“Foreign Body” é uma obra que se lê como se fosse texto. Não por um aspecto linear ou narrativo — ela não é nenhuma das duas coisas —, mas por sua característica documental, ao mesmo tempo coletiva (tratando de uma percepção social) e individual (priorizando a experiência do indivíduo, que frequentemente se apaga com a massa e as estatísticas).
Fugir das estatísticas pode ser uma proposta cênica, mas é uma fórmula de existência e de resistência de muitas pessoas. Especialmente aquelas em situações marginalizadas. É um desses grupos que Clébio Oliveira discute e leva à cena nessa obra.
Quase permanentemente de costas para a plateia, ele vai lidar com o revelar / esconder / descobrir / aceitar a identidade (no caso, de gênero), questionada desde sua primeira cena, em que pergunta num megafone “qual é o seu verdadeiro nome?”, passando muito rápido da indagação para o questionamento, desse para a desaprovação, e dessa para a ameaça, consumada no palco por uma lista de pessoas trans mortas.

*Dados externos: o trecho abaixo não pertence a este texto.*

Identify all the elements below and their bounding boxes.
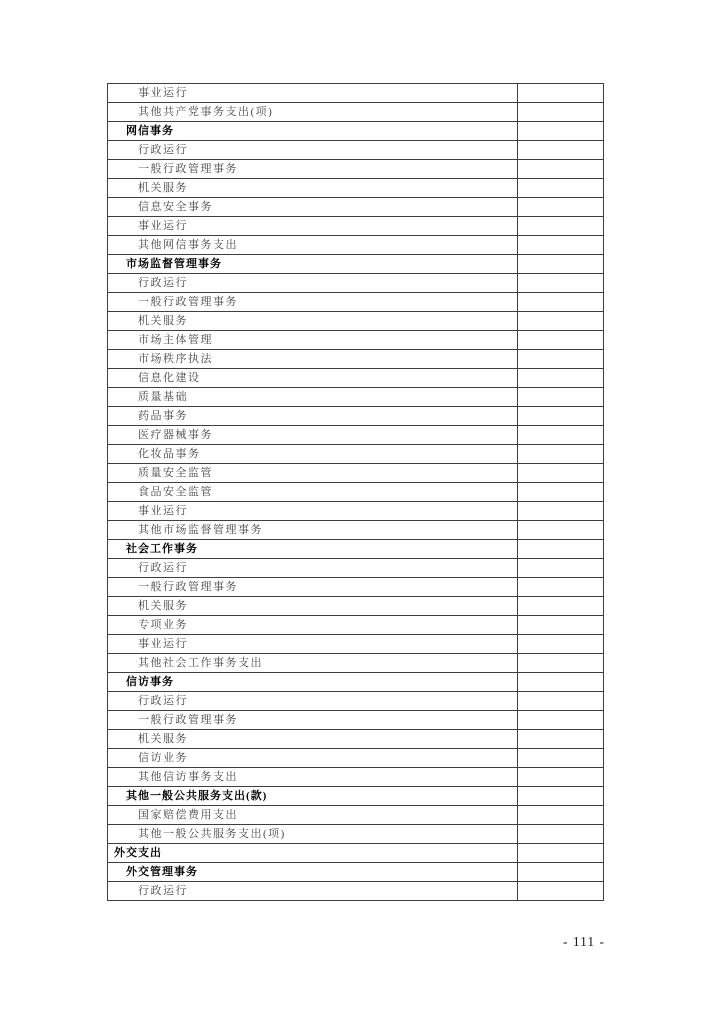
value-cell <box>518 597 604 616</box>
category-cell: 外交支出 <box>108 844 518 863</box>
value-cell <box>518 255 604 274</box>
table-row <box>108 787 604 806</box>
table-row <box>108 141 604 160</box>
category-cell: 行政运行 <box>108 882 518 901</box>
category-cell: 机关服务 <box>108 597 518 616</box>
table-row <box>108 749 604 768</box>
table-row <box>108 483 604 502</box>
category-cell: 事业运行 <box>108 217 518 236</box>
table-row <box>108 312 604 331</box>
value-cell <box>518 464 604 483</box>
table-row <box>108 236 604 255</box>
value-cell <box>518 711 604 730</box>
table-row <box>108 882 604 901</box>
value-cell <box>518 730 604 749</box>
value-cell <box>518 103 604 122</box>
category-cell: 行政运行 <box>108 692 518 711</box>
table-row <box>108 806 604 825</box>
value-cell <box>518 502 604 521</box>
table-row <box>108 730 604 749</box>
value-cell <box>518 825 604 844</box>
value-cell <box>518 369 604 388</box>
table-row <box>108 122 604 141</box>
value-cell <box>518 388 604 407</box>
value-cell <box>518 122 604 141</box>
category-cell: 一般行政管理事务 <box>108 160 518 179</box>
category-cell: 其他共产党事务支出(项) <box>108 103 518 122</box>
value-cell <box>518 616 604 635</box>
category-cell: 食品安全监管 <box>108 483 518 502</box>
table-row <box>108 103 604 122</box>
category-cell: 一般行政管理事务 <box>108 711 518 730</box>
table-row <box>108 768 604 787</box>
category-cell: 网信事务 <box>108 122 518 141</box>
value-cell <box>518 274 604 293</box>
value-cell <box>518 293 604 312</box>
category-cell: 信息安全事务 <box>108 198 518 217</box>
table-row <box>108 863 604 882</box>
category-cell: 化妆品事务 <box>108 445 518 464</box>
value-cell <box>518 787 604 806</box>
table-row <box>108 597 604 616</box>
category-cell: 事业运行 <box>108 84 518 103</box>
table-row <box>108 692 604 711</box>
value-cell <box>518 578 604 597</box>
table-row <box>108 426 604 445</box>
table-row <box>108 464 604 483</box>
table-row <box>108 559 604 578</box>
category-cell: 行政运行 <box>108 141 518 160</box>
category-cell: 其他信访事务支出 <box>108 768 518 787</box>
table-row <box>108 160 604 179</box>
table-row <box>108 407 604 426</box>
category-cell: 行政运行 <box>108 274 518 293</box>
table-row <box>108 673 604 692</box>
category-cell: 其他市场监督管理事务 <box>108 521 518 540</box>
category-cell: 外交管理事务 <box>108 863 518 882</box>
category-cell: 社会工作事务 <box>108 540 518 559</box>
value-cell <box>518 312 604 331</box>
table-row <box>108 445 604 464</box>
table-row <box>108 293 604 312</box>
table-row <box>108 84 604 103</box>
category-cell: 一般行政管理事务 <box>108 293 518 312</box>
category-cell: 药品事务 <box>108 407 518 426</box>
category-cell: 其他网信事务支出 <box>108 236 518 255</box>
table-row <box>108 521 604 540</box>
table-row <box>108 274 604 293</box>
category-cell: 市场秩序执法 <box>108 350 518 369</box>
budget-table <box>107 83 604 901</box>
category-cell: 医疗器械事务 <box>108 426 518 445</box>
category-cell: 市场主体管理 <box>108 331 518 350</box>
value-cell <box>518 236 604 255</box>
table-row <box>108 502 604 521</box>
category-cell: 机关服务 <box>108 730 518 749</box>
table-row <box>108 369 604 388</box>
table-row <box>108 179 604 198</box>
value-cell <box>518 806 604 825</box>
value-cell <box>518 350 604 369</box>
value-cell <box>518 540 604 559</box>
category-cell: 信访业务 <box>108 749 518 768</box>
category-cell: 信息化建设 <box>108 369 518 388</box>
value-cell <box>518 84 604 103</box>
value-cell <box>518 407 604 426</box>
category-cell: 事业运行 <box>108 502 518 521</box>
value-cell <box>518 863 604 882</box>
table-row <box>108 331 604 350</box>
category-cell: 专项业务 <box>108 616 518 635</box>
value-cell <box>518 559 604 578</box>
table-row <box>108 198 604 217</box>
category-cell: 事业运行 <box>108 635 518 654</box>
table-row <box>108 844 604 863</box>
table-row <box>108 217 604 236</box>
table-row <box>108 616 604 635</box>
page-number: - 111 - <box>563 934 605 949</box>
category-cell: 机关服务 <box>108 179 518 198</box>
value-cell <box>518 445 604 464</box>
value-cell <box>518 198 604 217</box>
table-row <box>108 635 604 654</box>
category-cell: 信访事务 <box>108 673 518 692</box>
value-cell <box>518 768 604 787</box>
value-cell <box>518 483 604 502</box>
value-cell <box>518 217 604 236</box>
category-cell: 其他一般公共服务支出(项) <box>108 825 518 844</box>
category-cell: 一般行政管理事务 <box>108 578 518 597</box>
category-cell: 国家赔偿费用支出 <box>108 806 518 825</box>
value-cell <box>518 882 604 901</box>
category-cell: 市场监督管理事务 <box>108 255 518 274</box>
table-row <box>108 654 604 673</box>
category-cell: 其他一般公共服务支出(款) <box>108 787 518 806</box>
category-cell: 机关服务 <box>108 312 518 331</box>
value-cell <box>518 635 604 654</box>
value-cell <box>518 844 604 863</box>
value-cell <box>518 521 604 540</box>
value-cell <box>518 331 604 350</box>
value-cell <box>518 654 604 673</box>
category-cell: 行政运行 <box>108 559 518 578</box>
value-cell <box>518 160 604 179</box>
table-row <box>108 825 604 844</box>
value-cell <box>518 692 604 711</box>
table-row <box>108 255 604 274</box>
table-row <box>108 578 604 597</box>
value-cell <box>518 673 604 692</box>
value-cell <box>518 141 604 160</box>
value-cell <box>518 179 604 198</box>
value-cell <box>518 749 604 768</box>
table-row <box>108 350 604 369</box>
category-cell: 其他社会工作事务支出 <box>108 654 518 673</box>
table-row <box>108 711 604 730</box>
table-row <box>108 388 604 407</box>
category-cell: 质量基础 <box>108 388 518 407</box>
budget-table-body <box>108 84 604 901</box>
table-row <box>108 540 604 559</box>
value-cell <box>518 426 604 445</box>
category-cell: 质量安全监管 <box>108 464 518 483</box>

Ele está de meia-calça e sapatos altos, que criam uma sonoridade importante, especialmente quando rangem, num efeito que se multiplica por seu corpo, que é explorado, tocado, machucado e torturado. Sua cena é a do tornar-se alguém, uma forma de parto de si mesmo, o que mistura glória e sofrimento. Não só nascimento, mas também morte — a mesma que ameaçadoramente domina a obra, num indício e lembrança constantes de perigo: é arriscado ser quem você é, quando quem você é não corresponde a certas expectativas e normas.
Uma existência questionada é uma existência em constante descoberta e reafirmação. E é assim que Oliveira lida com seu corpo em cena. Ele não discute processos específicos ou histórias, mas, incomparavelmente, coloca em cena o jogo do se revelar, do se encontrar, do se mostrar.
Um longo solo, inteiro de costas, é o tipo de proposta com potencial para entediar ou cansar seu público, mas não é o caso. Aqui, a interpretação é do tipo que cativa e intriga. Multifacetada, atenta, um deslumbre técnico, mas sem efeitos de virtuose. Há, sim, feitos coreográficos, como os trabalhos com os pés, sobretudo numa sequência feita com os calcanhares dobrados no chão como se estivessem quebrados.
O fundamental, é que o tamanho da delicadeza e fragilidade do mundo que ele constrói traça um paralelo com a fragilidade do mundo em que essa existência se insere, e que vemos aqui frequentemente vibrando, tomado não se sabe se de êxtase ou de medo.
Perigosamente, ele desliza entre poças de água pelas bordas do palco e se arremessa contra a parede. A violência do questionamento, a violência e a solidão da descoberta e da construção do indivíduo são atravessadas pela violência física da incompreensão, e da eliminação.
Em vários sentidos, “Foreign Body” é uma espécie de “A Morte do Cisne” — sutil, anti-virtuoso, pautado em técnica pesada e precisa, completamente dependente de uma realização de estrela. Em um outro sentido, são completamente distintas: o cisne é instintivo, sabe que a morte se aproxima e canta sua última cena. O corpo em cena é concreto, é resultado de anos de experiências traumáticas e diversos níveis de descaso e injustiça social. E, ainda assim, permanece. Porque não há outra alternativa além da realidade — mesmo quando a realidade pessoal enfrenta e desagrada uma expectativa.
De costas, um corpo se toca, se bate, se descobre, se desgosta, se experimenta, se assume, se transforma, e resiste. Questiona a sua pele e sua percepção. Um dia estrangeiro a si mesmo. Outro dia estrangeiro em meio aos demais. Ele é seu próprio território e desafia convenções. É horrivelmente repreendido por isso, mas nenhuma repressão pode mudar quem ele é.